Under traditional legal rules, when a storm strips away grass from a private oceanfront parcel making the parcel into a nice, dry sandy beach area, nothing changes except that the owner now has control of a sandy front yard, instead of a vegetated one.
This does not mean it is impossible for the public to acquire access to and across private sandy lands. They can always ask property owners for access. Most owners don’t mind granting reasonable access to the shore– if they retain the right to say “please go away” when necessary. What they do mind is being forced by the government to accept strangers on their doorstep at any and all times. Even if an owner holds back consent, the public has lawful options to gain reasonable access under the concepts of prescriptive or dedicated easements. But these doctrines demand that the public prove that it has consistently used the specific area it wants to access for a very long time against the owner’s wishes, or that the owner purposefully dedicated the area to the public. This proof must be collected and presented on a parcel-by-parcel basis. Alternatively, the public can pay for the easement where it wants it.
And there is the rub: the lawful ways for the public to acquire access to private beach property are time-consuming, labor intensive and expensive. At the heart of Professor Kalo’s theories is the desire for a short cut, a magical way to transform all private dry beach land into public land without going through the trouble of going to court repeatedly to prove the public has preexisting rights or to pay the private owners for an easement.

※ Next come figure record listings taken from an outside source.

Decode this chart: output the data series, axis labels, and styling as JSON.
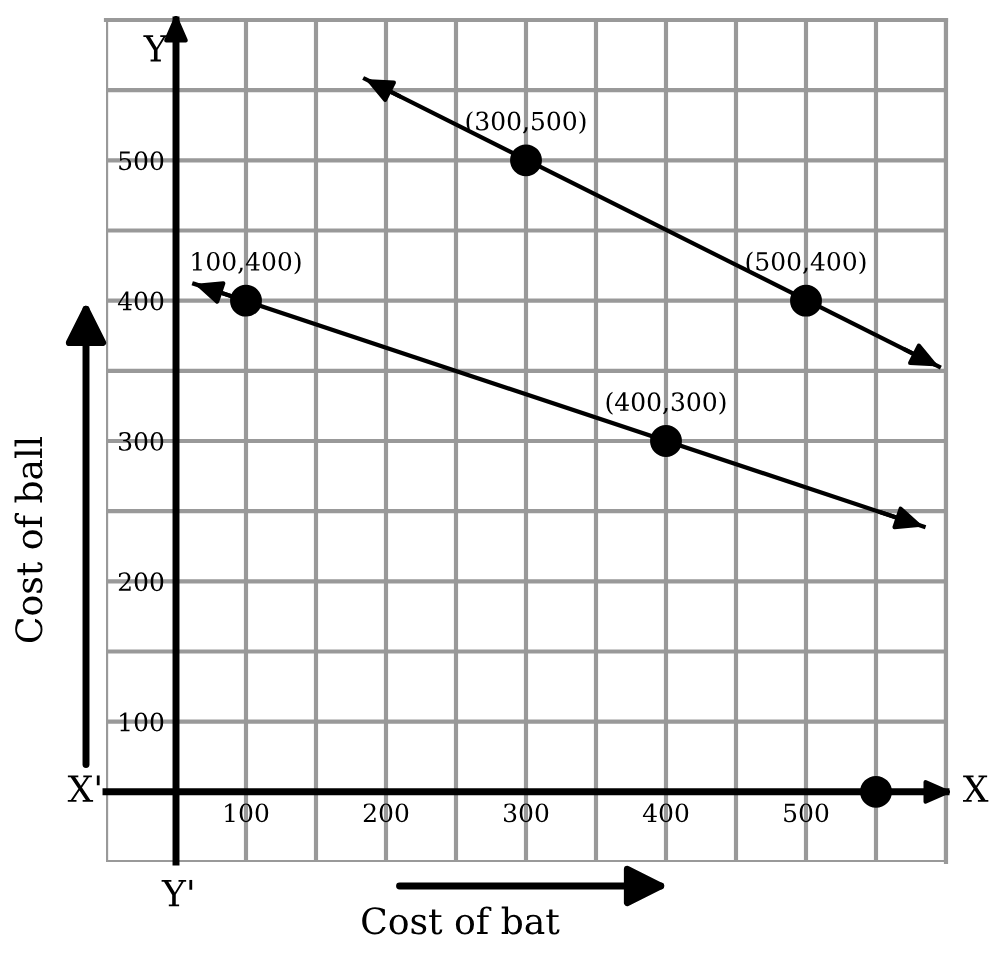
{
  "chart_data": {
    "type": "line",
    "xlabel": "Cost of bat",
    "ylabel": "Cost of ball",
    "xlim": [
      0,
      600
    ],
    "ylim": [
      0,
      600
    ],
    "xticks": [
      {
        "value": 0,
        "label": null
      },
      {
        "value": 50,
        "label": null
      },
      100,
      {
        "value": 150,
        "label": null
      },
      200,
      {
        "value": 250,
        "label": null
      },
      300,
      {
        "value": 350,
        "label": null
      },
      400,
      {
        "value": 450,
        "label": null
      },
      500,
      {
        "value": 550,
        "label": null
      },
      {
        "value": 600,
        "label": null
      }
    ],
    "yticks": [
      {
        "value": 0,
        "label": null
      },
      {
        "value": 50,
        "label": null
      },
      100,
      {
        "value": 150,
        "label": null
      },
      200,
      {
        "value": 250,
        "label": null
      },
      300,
      {
        "value": 350,
        "label": null
      },
      400,
      {
        "value": 450,
        "label": null
      },
      500,
      {
        "value": 550,
        "label": null
      },
      {
        "value": 600,
        "label": null
      }
    ],
    "grid": true,
    "series": [
      {
        "x": [
          185,
          595
        ],
        "values": [
          558,
          353
        ],
        "color": "#000000"
      },
      {
        "x": [
          63,
          584
        ],
        "values": [
          412,
          239
        ],
        "color": "#000000"
      },
      {
        "type": "scatter",
        "x": [
          100,
          300,
          400,
          500,
          550
        ],
        "values": [
          400,
          500,
          300,
          400,
          50
        ],
        "color": "#000000",
        "marker": "circle"
      }
    ],
    "annotations": [
      {
        "text": "(300,500)",
        "x": 300,
        "y": 500
      },
      {
        "text": "(500,400)",
        "x": 500,
        "y": 400
      },
      {
        "text": "100,400)",
        "x": 100,
        "y": 400
      },
      {
        "text": "(400,300)",
        "x": 400,
        "y": 300
      },
      "X",
      "X'",
      "Y",
      "Y'"
    ]
  }
}
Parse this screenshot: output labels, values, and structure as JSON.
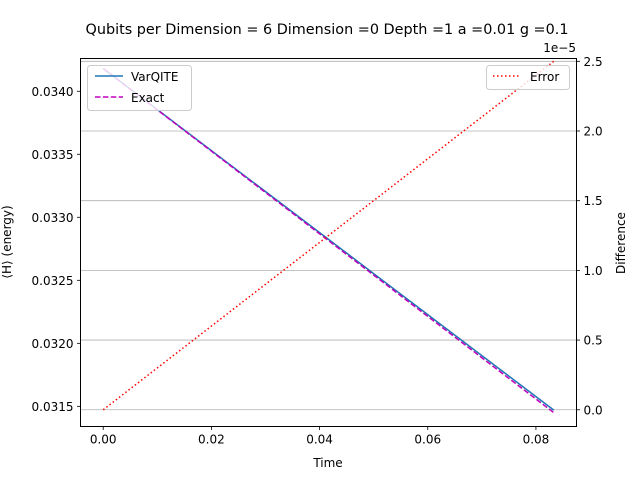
{
  "chart_data": {
    "type": "line",
    "title": "Qubits per Dimension = 6 Dimension =0 Depth =1 a =0.01 g =0.1",
    "xlabel": "Time",
    "ylabel_left": "⟨H⟩ (energy)",
    "ylabel_right": "Difference",
    "right_axis_offset_label": "1e−5",
    "xlim": [
      -0.0042,
      0.0875
    ],
    "ylim_left": [
      0.03134,
      0.03426
    ],
    "ylim_right": [
      -0.12,
      2.52
    ],
    "x_ticks": [
      0.0,
      0.02,
      0.04,
      0.06,
      0.08
    ],
    "x_tick_labels": [
      "0.00",
      "0.02",
      "0.04",
      "0.06",
      "0.08"
    ],
    "left_ticks": [
      0.0315,
      0.032,
      0.0325,
      0.033,
      0.0335,
      0.034
    ],
    "left_tick_labels": [
      "0.0315",
      "0.0320",
      "0.0325",
      "0.0330",
      "0.0335",
      "0.0340"
    ],
    "right_ticks": [
      0.0,
      0.5,
      1.0,
      1.5,
      2.0,
      2.5
    ],
    "right_tick_labels": [
      "0.0",
      "0.5",
      "1.0",
      "1.5",
      "2.0",
      "2.5"
    ],
    "grid": "horizontal lines at right-axis ticks",
    "legend_left_placement": "upper-left",
    "legend_right_placement": "upper-right",
    "series": [
      {
        "name": "VarQITE",
        "axis": "left",
        "color": "#1f77b4",
        "style": "solid",
        "x": [
          0.0,
          0.0833
        ],
        "y": [
          0.03418,
          0.03147
        ]
      },
      {
        "name": "Exact",
        "axis": "left",
        "color": "#bf00bf",
        "style": "dashed",
        "x": [
          0.0,
          0.0833
        ],
        "y": [
          0.03418,
          0.03145
        ]
      },
      {
        "name": "Error",
        "axis": "right",
        "color": "#ff0000",
        "style": "dotted",
        "x": [
          0.0,
          0.0833
        ],
        "y": [
          0.0,
          2.5
        ]
      }
    ]
  }
}
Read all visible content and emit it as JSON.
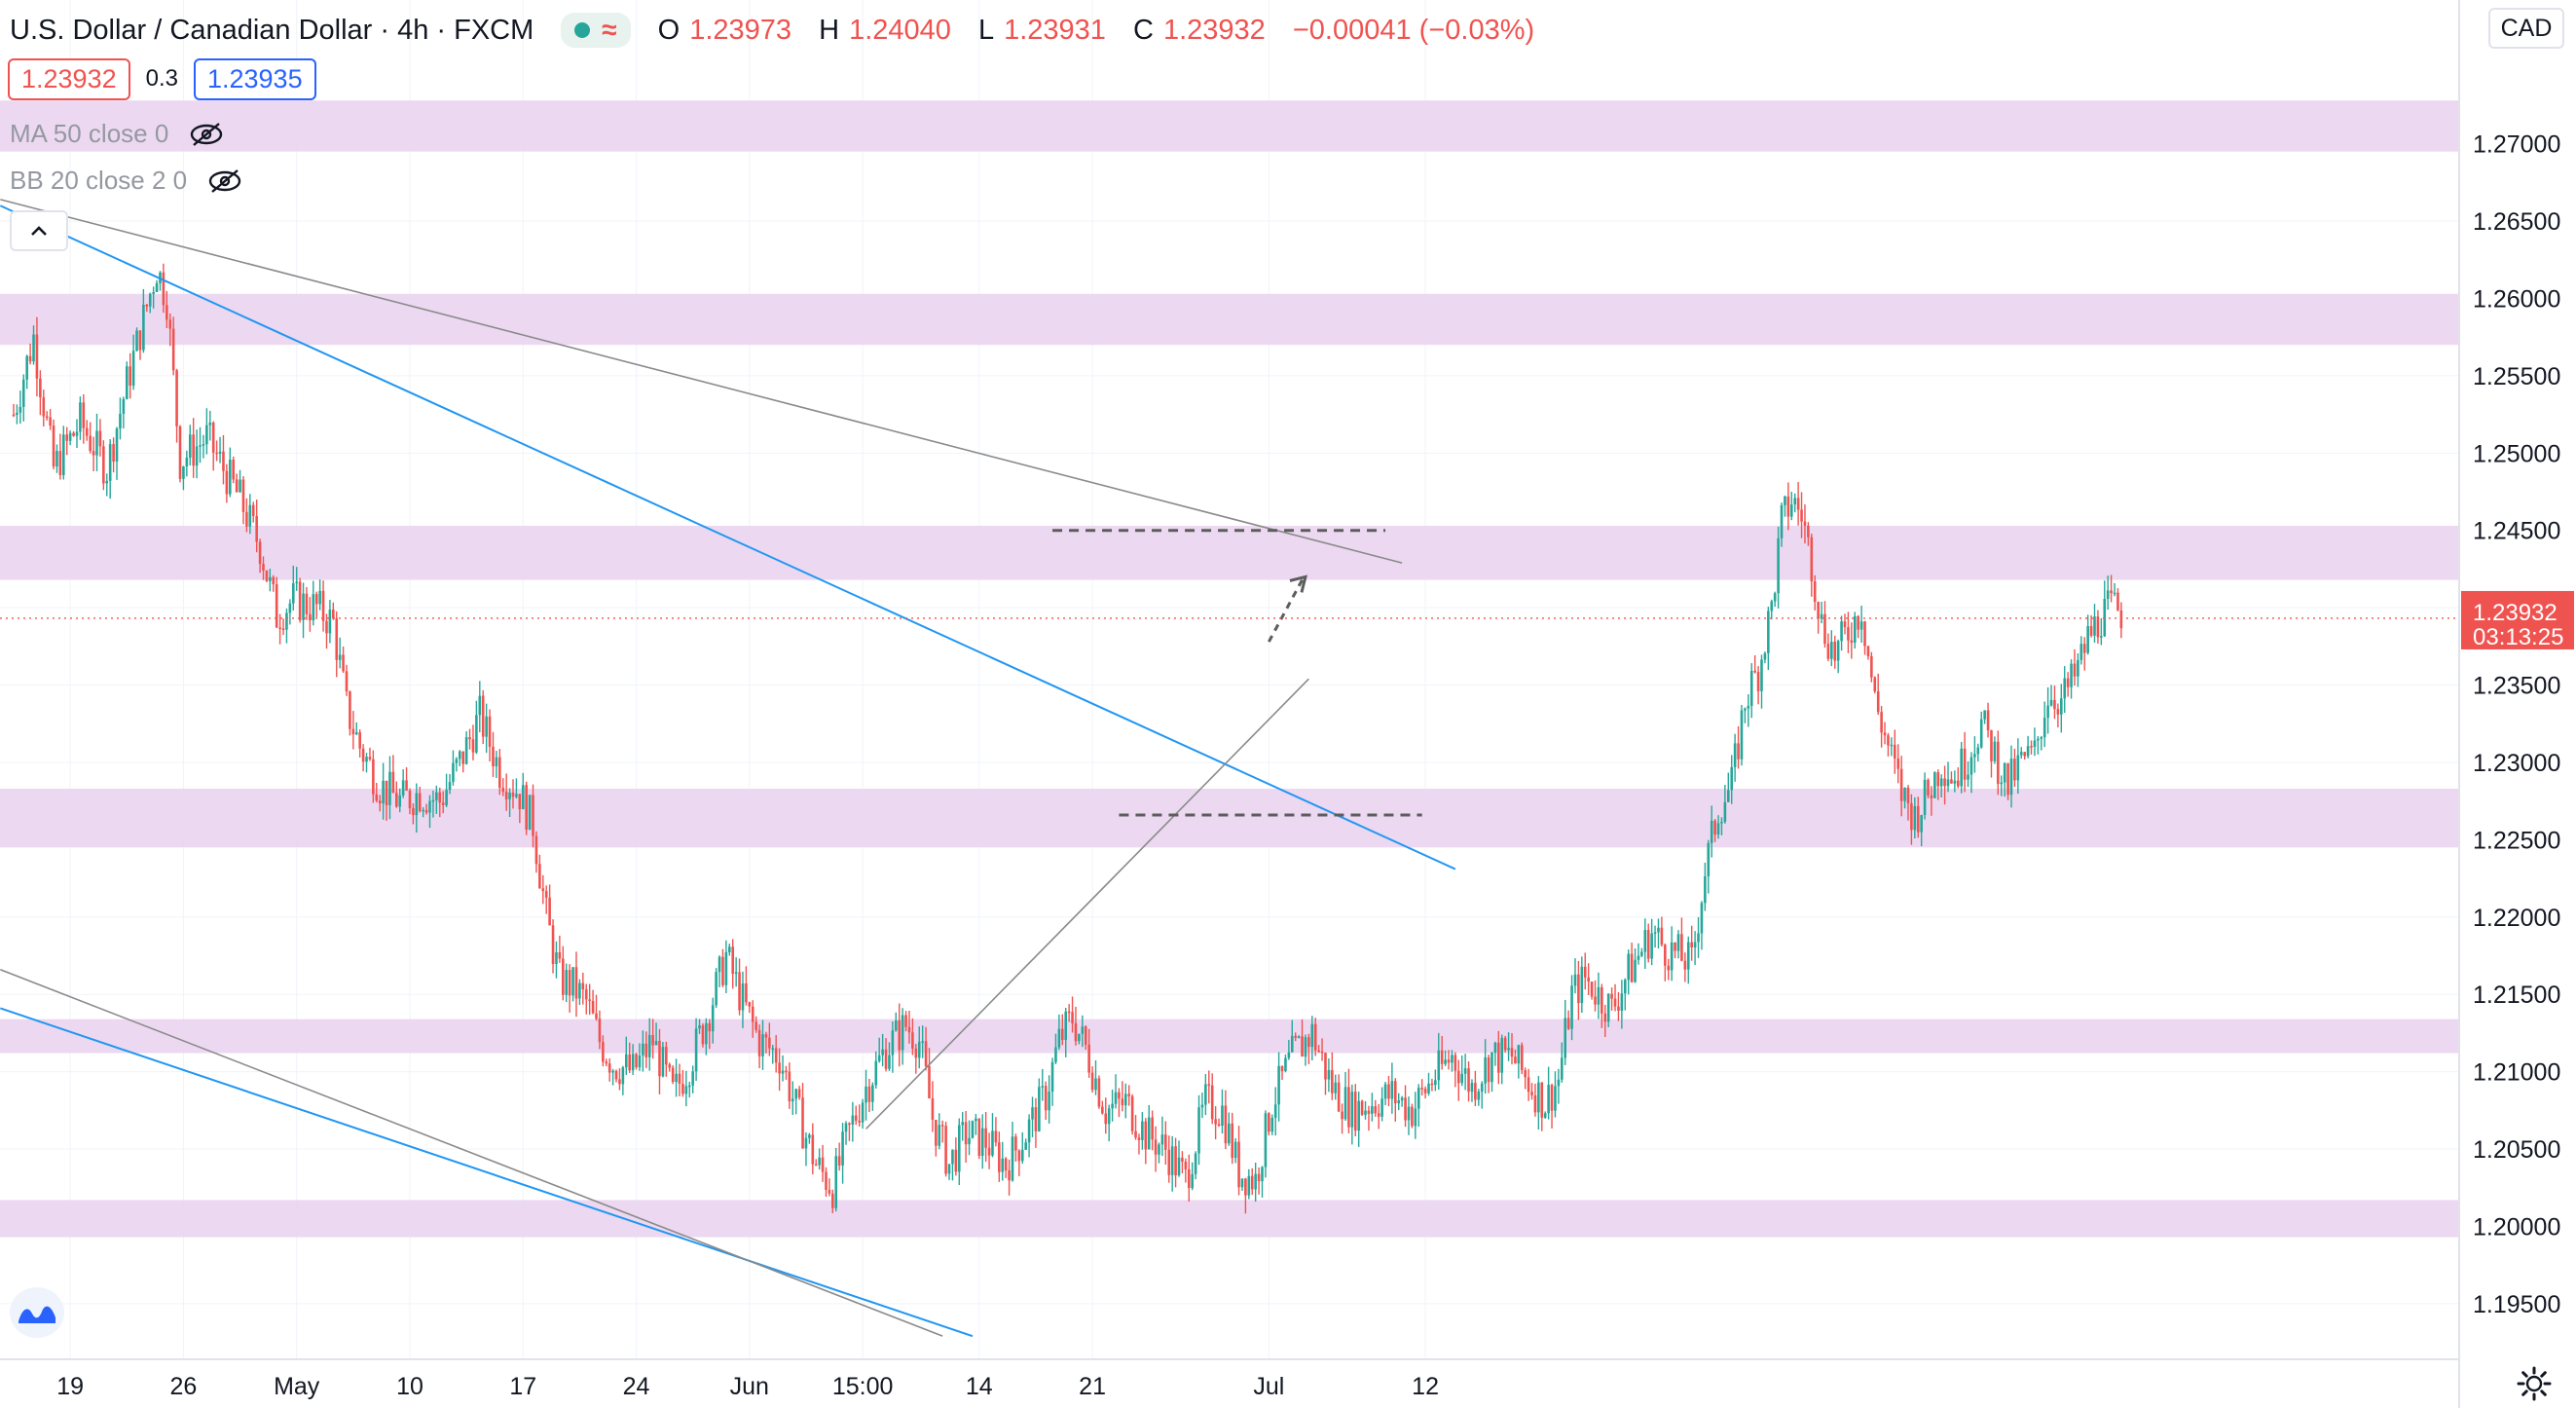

But there is no free lunch in America when it comes to property rights. Kalo deserves some credit for recognizing that courts may reject his position. But he understates the legal and policy problems arising from the public trust and customary law theories. Thank goodness those problems are real. If the government can use arcane legal terms to redefine private beach lands as public lands simply because there is a high public demand for access to that area and it is expensive to buy, there is no safety for any land. Riverfront property, mountain ranches, coastal bluffs are all desirable and subject to demand for access. If such property is to remain secure, novel public trust and customary law property theories like those advanced by Professor Kalo must fail as a basis for undermining traditional private property rights on North Carolina’s coast and elsewhere.
And indeed, these theories are on trial in several PLF cases that challenge the Town of Nags Head’s attempt to classify Roc Sansotta’s and Matt Toloczko’s private, residentially-zoned and developed dry beach property as a public beach. See here and here. The Town points to Kalo’s articles. PLF and the property owners point to the Constitution and traditional state property rules, and the principles of justice, stability and fairness that underlie them. We trust the latter will win out.